Bruce Smith and his family have been fighting for almost two years to have Te Tumu Paeroa (The Māori Trustee) removed as the responsible trustee of their family farm in the Ruakituri Valley. They've been issued with a trespass notice despite the family saying they have a 60% shareholding in the land.
Emerging from their final court hearing at the Māori Land Court in Gisborne the family continue the fight to keep their farm.
“We haven't been treated fairly at all, there is a lot of things that are under the cover with this I'm not too sure what Te Tumu Paeroa is up to, we're not the only case that this happened to, it definitely needs to stop,” says Cole Smith.
The Smith family took The Maori Trustee to court over its decision to award a new lease to minority shareholders, despite the family having a 60 per cent share in the land situated near Waikaremoana.They want the trustee out and want the court to rule in their favour.
“Nowhere in the world does 40 per cent beat 60 per cent there are a lot of things that are underlying with this so it definitely needs to be uncovered and we're going to do our best to do that,” says Cole.

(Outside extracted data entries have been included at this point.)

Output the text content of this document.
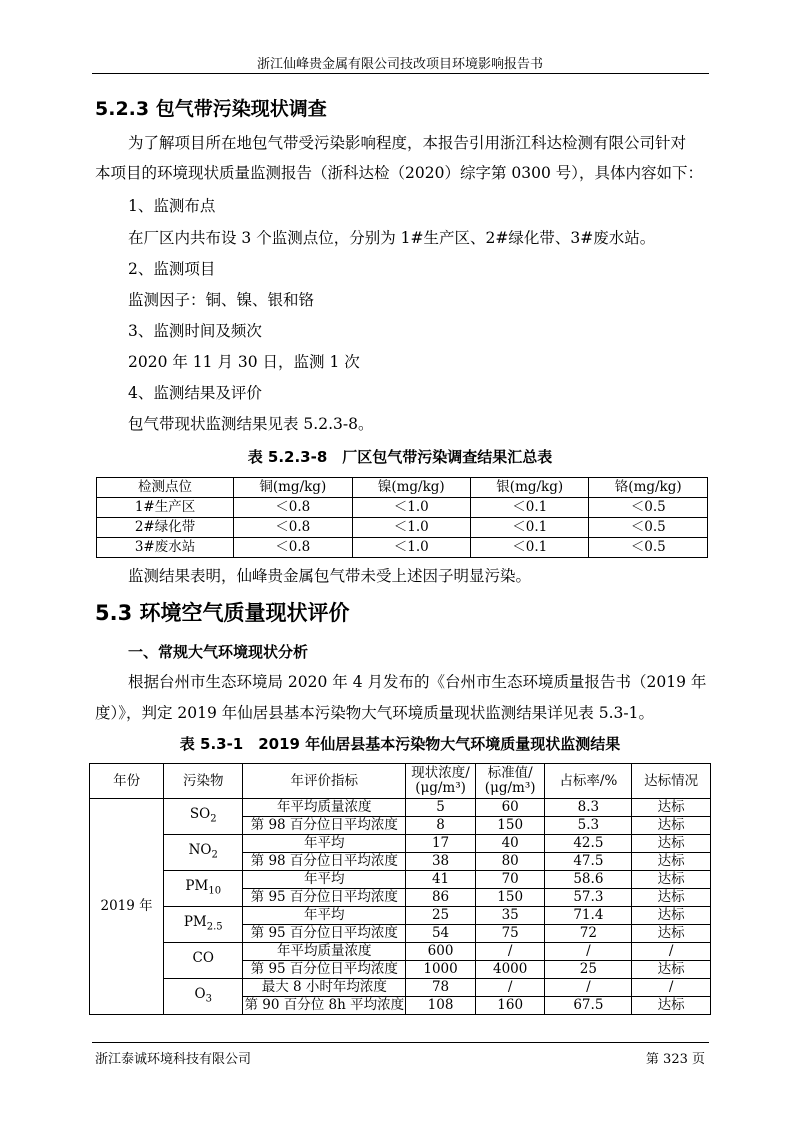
浙江仙峰贵金属有限公司技改项目环境影响报告书
5.2.3 包气带污染现状调查
为了解项目所在地包气带受污染影响程度，本报告引用浙江科达检测有限公司针对
本项目的环境现状质量监测报告（浙科达检（2020）综字第 0300 号），具体内容如下：
1、监测布点
在厂区内共布设 3 个监测点位，分别为 1#生产区、2#绿化带、3#废水站。
2、监测项目
监测因子：铜、镍、银和铬
3、监测时间及频次
2020 年 11 月 30 日，监测 1 次
4、监测结果及评价
包气带现状监测结果见表 5.2.3-8。
表 5.2.3-8　厂区包气带污染调查结果汇总表
检测点位	铜(mg/kg)	镍(mg/kg)	银(mg/kg)	铬(mg/kg)
1#生产区	＜0.8	＜1.0	＜0.1	＜0.5
2#绿化带	＜0.8	＜1.0	＜0.1	＜0.5
3#废水站	＜0.8	＜1.0	＜0.1	＜0.5
监测结果表明，仙峰贵金属包气带未受上述因子明显污染。
5.3 环境空气质量现状评价
一、常规大气环境现状分析
根据台州市生态环境局 2020 年 4 月发布的《台州市生态环境质量报告书（2019 年
度）》，判定 2019 年仙居县基本污染物大气环境质量现状监测结果详见表 5.3-1。
表 5.3-1　2019 年仙居县基本污染物大气环境质量现状监测结果
年份	污染物	年评价指标	现状浓度/
(μg/m³)	标准值/
(μg/m³)	占标率/%	达标情况
2019 年	$SO_2$	年平均质量浓度	5	60	8.3	达标
		第 98 百分位日平均浓度	8	150	5.3	达标
	$NO_2$	年平均	17	40	42.5	达标
		第 98 百分位日平均浓度	38	80	47.5	达标
	$PM_{10}$	年平均	41	70	58.6	达标
		第 95 百分位日平均浓度	86	150	57.3	达标
	$PM_{2.5}$	年平均	25	35	71.4	达标
		第 95 百分位日平均浓度	54	75	72	达标
	CO	年平均质量浓度	600	/	/	/
		第 95 百分位日平均浓度	1000	4000	25	达标
	$O_3$	最大 8 小时年均浓度	78	/	/	/
		第 90 百分位 8h 平均浓度	108	160	67.5	达标
浙江泰诚环境科技有限公司	第 323 页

In a statement Te Tumu Paeroa says it has acted in the best interest of all the owners and consideration was given to the Smith whānau's shareholding, lease history and connection to the land.
The farm is a sprawling 790 hectares, a farm they've worked for three generations, a farm they say they can manage without Te Tumu Paeroa.
“We're more wiser now and we'll be more active with how we approach including external parties in our land for the future,” says Kreslea Smith.
It could be several weeks before the Judge's final ruling. And because of this, Te Tumu Paeroa refuses to comment further.